The Indiana statute expressly declares the public policy of the state to be that separation agreements between husband and wife shall be favored. The statute strengthens the status of post-nuptial agreements. In re Webb, 160 F.Supp. 544, 551 (S.D.Ind.1958). The language requiring that such agreements be entered into without fraud, duress or undue influence simply repeats the conditions which would invalidate any contract. The requirements that such contracts be entered into fairly and be equitable would be applied to any contract by a court of equity, such as a divorce court. In any event, however, the Indiana statute obviously does not introduce any contingency involving a “change in the economic status of either spouse,” as does the Washington statute.

Taxpayer purports to find a second contingency in the fact that the separation agreement provides that, if the husband predeceases the wife, the wife would be entitled to her lawful rights of inheritance; if the order of death is reversed, the husband would be entitled to his lawful rights of inheritance. Taxpayer argues that since taxpayer and his wife have no children, on Myrtle M. Le-masters’ death, the unpaid payments would revert to taxpayer. This result necessarily assumes that the wife leaves no will. Taxpayer implies that the inheritance language in the agreement amounts to a mutual promise by the parties not to make a will, but the language employed does not expressly nor impliedly constitute mutual promises not to make wills. Nothing in the agreement prevents the wife from making a will and bequeathing the unpaid payments to anyone of her choice.

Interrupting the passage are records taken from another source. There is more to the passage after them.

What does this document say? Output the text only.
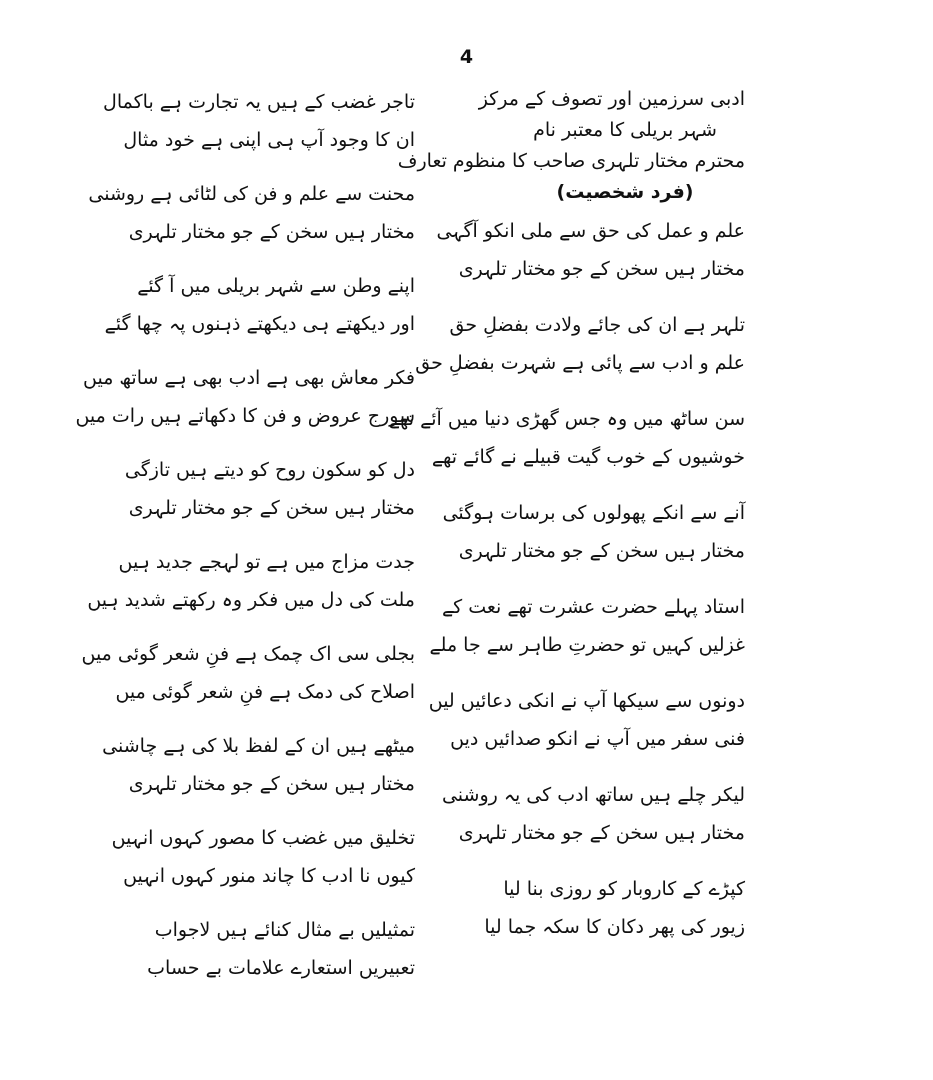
4
ادبی سرزمین اور تصوف کے مرکز
شہر بریلی کا معتبر نام
محترم مختار تلہری صاحب کا منظوم تعارف
(فرد شخصیت)
علم و عمل کی حق سے ملی انکو آگہی
مختار ہیں سخن کے جو مختار تلہری
تلہر ہے ان کی جائے ولادت بفضلِ حق
علم و ادب سے پائی ہے شہرت بفضلِ حق
سن ساٹھ میں وہ جس گھڑی دنیا میں آئے تھے
خوشیوں کے خوب گیت قبیلے نے گائے تھے
آنے سے انکے پھولوں کی برسات ہوگئی
مختار ہیں سخن کے جو مختار تلہری
استاد پہلے حضرت عشرت تھے نعت کے
غزلیں کہیں تو حضرتِ طاہر سے جا ملے
دونوں سے سیکھا آپ نے انکی دعائیں لیں
فنی سفر میں آپ نے انکو صدائیں دیں
لیکر چلے ہیں ساتھ ادب کی یہ روشنی
مختار ہیں سخن کے جو مختار تلہری
کپڑے کے کاروبار کو روزی بنا لیا
زیور کی پھر دکان کا سکہ جما لیا
تاجر غضب کے ہیں یہ تجارت ہے باکمال
ان کا وجود آپ ہی اپنی ہے خود مثال
محنت سے علم و فن کی لٹائی ہے روشنی
مختار ہیں سخن کے جو مختار تلہری
اپنے وطن سے شہر بریلی میں آ گئے
اور دیکھتے ہی دیکھتے ذہنوں پہ چھا گئے
فکر معاش بھی ہے ادب بھی ہے ساتھ میں
سورج عروض و فن کا دکھاتے ہیں رات میں
دل کو سکون روح کو دیتے ہیں تازگی
مختار ہیں سخن کے جو مختار تلہری
جدت مزاج میں ہے تو لہجے جدید ہیں
ملت کی دل میں فکر وہ رکھتے شدید ہیں
بجلی سی اک چمک ہے فنِ شعر گوئی میں
اصلاح کی دمک ہے فنِ شعر گوئی میں
میٹھے ہیں ان کے لفظ بلا کی ہے چاشنی
مختار ہیں سخن کے جو مختار تلہری
تخلیق میں غضب کا مصور کہوں انہیں
کیوں نا ادب کا چاند منور کہوں انہیں
تمثیلیں بے مثال کنائے ہیں لاجواب
تعبیریں استعارے علامات بے حساب
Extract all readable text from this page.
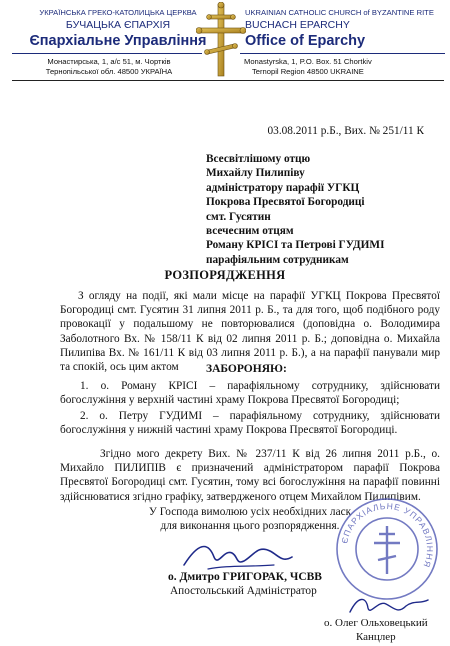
УКРАЇНСЬКА ГРЕКО-КАТОЛИЦЬКА ЦЕРКВА
БУЧАЦЬКА ЄПАРХІЯ
Єпархіальне Управління
Монастирська, 1, а/с 51, м. Чортків
Тернопільської обл. 48500 УКРАЇНА
UKRAINIAN CATHOLIC CHURCH of BYZANTINE RITE
BUCHACH EPARCHY
Office of Eparchy
Monastyrska, 1, P.O. Box. 51 Chortkiv
Ternopil Region 48500 UKRAINE
03.08.2011 р.Б., Вих. № 251/11 К
Всесвітлішому отцю
Михайлу Пилипіву
адміністратору парафії УГКЦ
Покрова Пресвятої Богородиці
смт. Гусятин
всечесним отцям
Роману КРІСІ та Петрові ГУДИМІ
парафіяльним сотрудникам
РОЗПОРЯДЖЕННЯ
З огляду на події, які мали місце на парафії УГКЦ Покрова Пресвятої Богородиці смт. Гусятин 31 липня 2011 р. Б., та для того, щоб подібного роду провокації у подальшому не повторювалися (доповідна о. Володимира Заболотного Вх. № 158/11 К від 02 липня 2011 р. Б.; доповідна о. Михайла Пилипіва Вх. № 161/11 К від 03 липня 2011 р. Б.), а на парафії панували мир та спокій, ось цим актом	ЗАБОРОНЯЮ:
1. о. Роману КРІСІ – парафіяльному сотруднику, здійснювати богослужіння у верхній частині храму Покрова Пресвятої Богородиці;
2. о. Петру ГУДИМІ – парафіяльному сотруднику, здійснювати богослужіння у нижній частині храму Покрова Пресвятої Богородиці.
Згідно мого декрету Вих. № 237/11 К від 26 липня 2011 р.Б., о. Михайло ПИЛИПІВ є призначений адміністратором парафії Покрова Пресвятої Богородиці смт. Гусятин, тому всі богослужіння на парафії повинні здійснюватися згідно графіку, затвердженого отцем Михайлом Пилипівим.
У Господа вимолюю усіх необхідних ласк
для виконання цього розпорядження.
ЄПАРХІАЛЬНЕ УПРАВЛІННЯ
о. Дмитро ГРИГОРАК, ЧСВВ
Апостольський Адміністратор
о. Олег Ольховецький
Канцлер
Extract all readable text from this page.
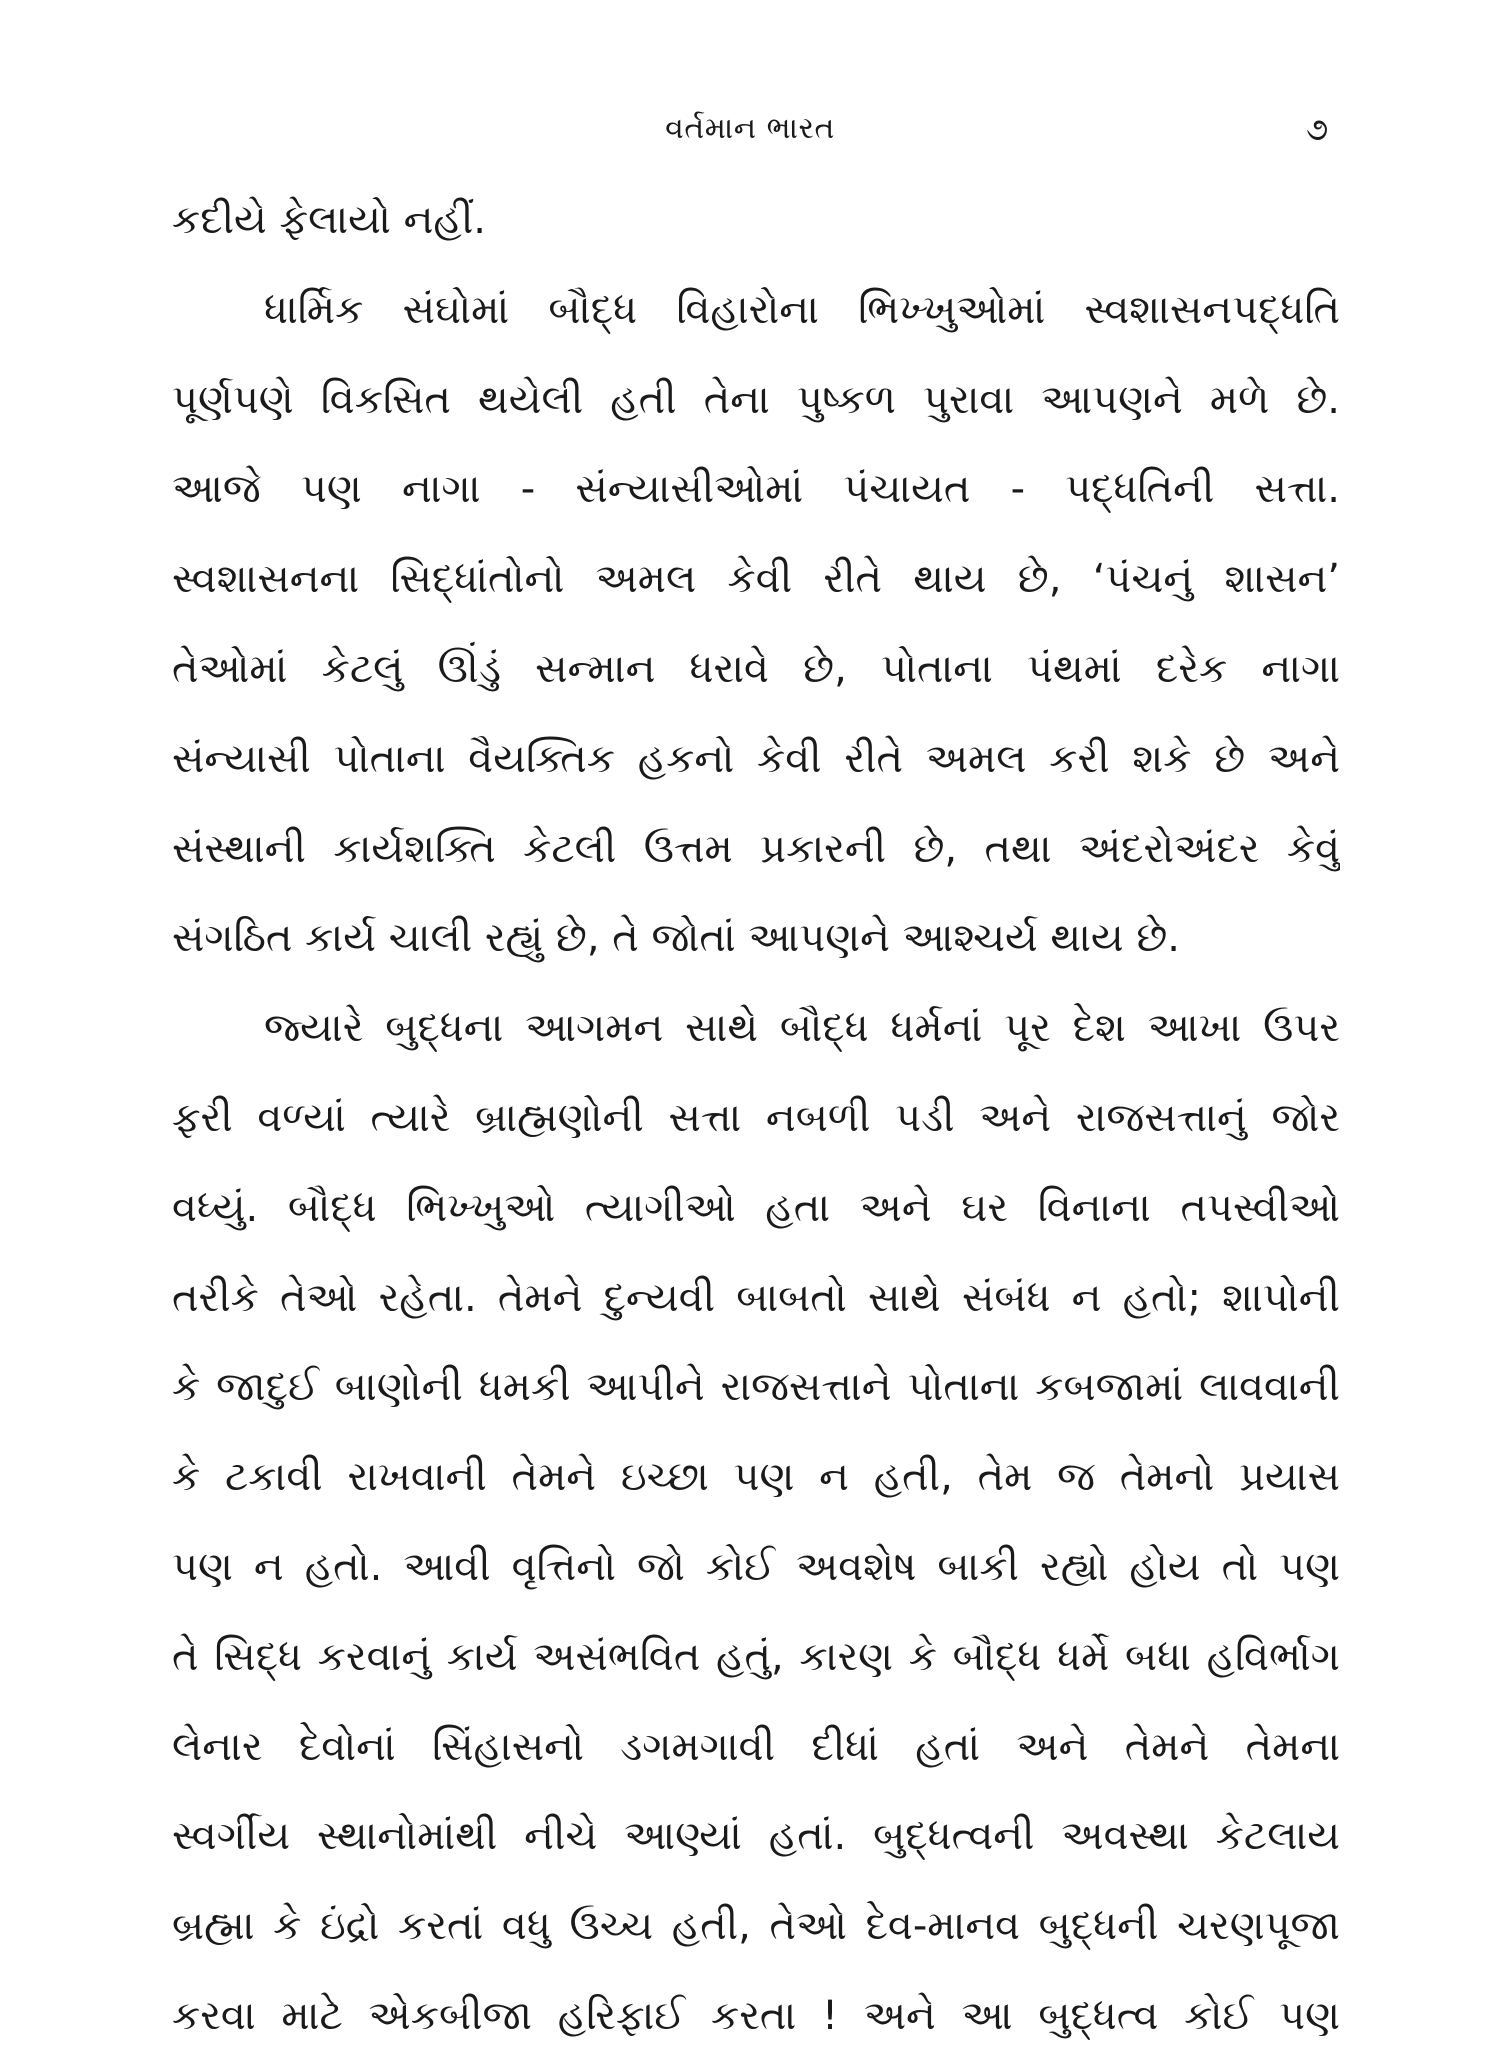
વર્તમાન ભારત	૭
કદીયે ફેલાયો નહીં.
ધાર્મિક સંઘોમાં બૌદ્ધ વિહારોના ભિખ્ખુઓમાં સ્વશાસનપદ્ધતિ
પૂર્ણપણે વિકસિત થયેલી હતી તેના પુષ્કળ પુરાવા આપણને મળે છે.
આજે પણ નાગા - સંન્યાસીઓમાં પંચાયત - પદ્ધતિની સત્તા.
સ્વશાસનના સિદ્ધાંતોનો અમલ કેવી રીતે થાય છે, ‘પંચનું શાસન’
તેઓમાં કેટલું ઊંડું સન્માન ધરાવે છે, પોતાના પંથમાં દરેક નાગા
સંન્યાસી પોતાના વૈયક્તિક હકનો કેવી રીતે અમલ કરી શકે છે અને
સંસ્થાની કાર્યશક્તિ કેટલી ઉત્તમ પ્રકારની છે, તથા અંદરોઅંદર કેવું
સંગઠિત કાર્ય ચાલી રહ્યું છે, તે જોતાં આપણને આશ્ચર્ય થાય છે.
જ્યારે બુદ્ધના આગમન સાથે બૌદ્ધ ધર્મનાં પૂર દેશ આખા ઉપર
ફરી વળ્યાં ત્યારે બ્રાહ્મણોની સત્તા નબળી પડી અને રાજસત્તાનું જોર
વધ્યું. બૌદ્ધ ભિખ્ખુઓ ત્યાગીઓ હતા અને ઘર વિનાના તપસ્વીઓ
તરીકે તેઓ રહેતા. તેમને દુન્યવી બાબતો સાથે સંબંધ ન હતો; શાપોની
કે જાદુઈ બાણોની ધમકી આપીને રાજસત્તાને પોતાના કબજામાં લાવવાની
કે ટકાવી રાખવાની તેમને ઇચ્છા પણ ન હતી, તેમ જ તેમનો પ્રયાસ
પણ ન હતો. આવી વૃત્તિનો જો કોઈ અવશેષ બાકી રહ્યો હોય તો પણ
તે સિદ્ધ કરવાનું કાર્ય અસંભવિત હતું, કારણ કે બૌદ્ધ ધર્મે બધા હવિર્ભાગ
લેનાર દેવોનાં સિંહાસનો ડગમગાવી દીધાં હતાં અને તેમને તેમના
સ્વર્ગીય સ્થાનોમાંથી નીચે આણ્યાં હતાં. બુદ્ધત્વની અવસ્થા કેટલાય
બ્રહ્મા કે ઇંદ્રો કરતાં વધુ ઉચ્ચ હતી, તેઓ દેવ-માનવ બુદ્ધની ચરણપૂજા
કરવા માટે એકબીજા હરિફાઈ કરતા ! અને આ બુદ્ધત્વ કોઈ પણ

Even if the wife bequeathed the remaining payments to her husband by will or if they devolved to him by intestate succession, the payments would be subject to the possession of her personal representative and to the expenses of administering her estate and the payment of other claims and allowances. Burns Ind.Stat.Ann. § 7-123, IC 1971, 29-1-7-23. As the Tax Court noted in its opinion, in order to qualify payments as periodic, “it is the payment which must be contingent, not the possibility of a substitute recipient.”

The promises and covenants of the separation agreement are binding not only on the parties themselves but also on their personal representatives, heirs, successors in interest or assigns. The payments are not contingent upon either party’s death.

The decision of the Tax Court is affirmed. 
      
      . “Payments meeting tlie requirements of subdivision (i) are considered periodic payments for the purposes of section 71 (a) regardless of whether — (a) The contingeneies described . . . are set forth in the terms of the . . . agreement, or are imposed by local law. ...” 26 C.F.R. § 1.71(d) (3) (ii).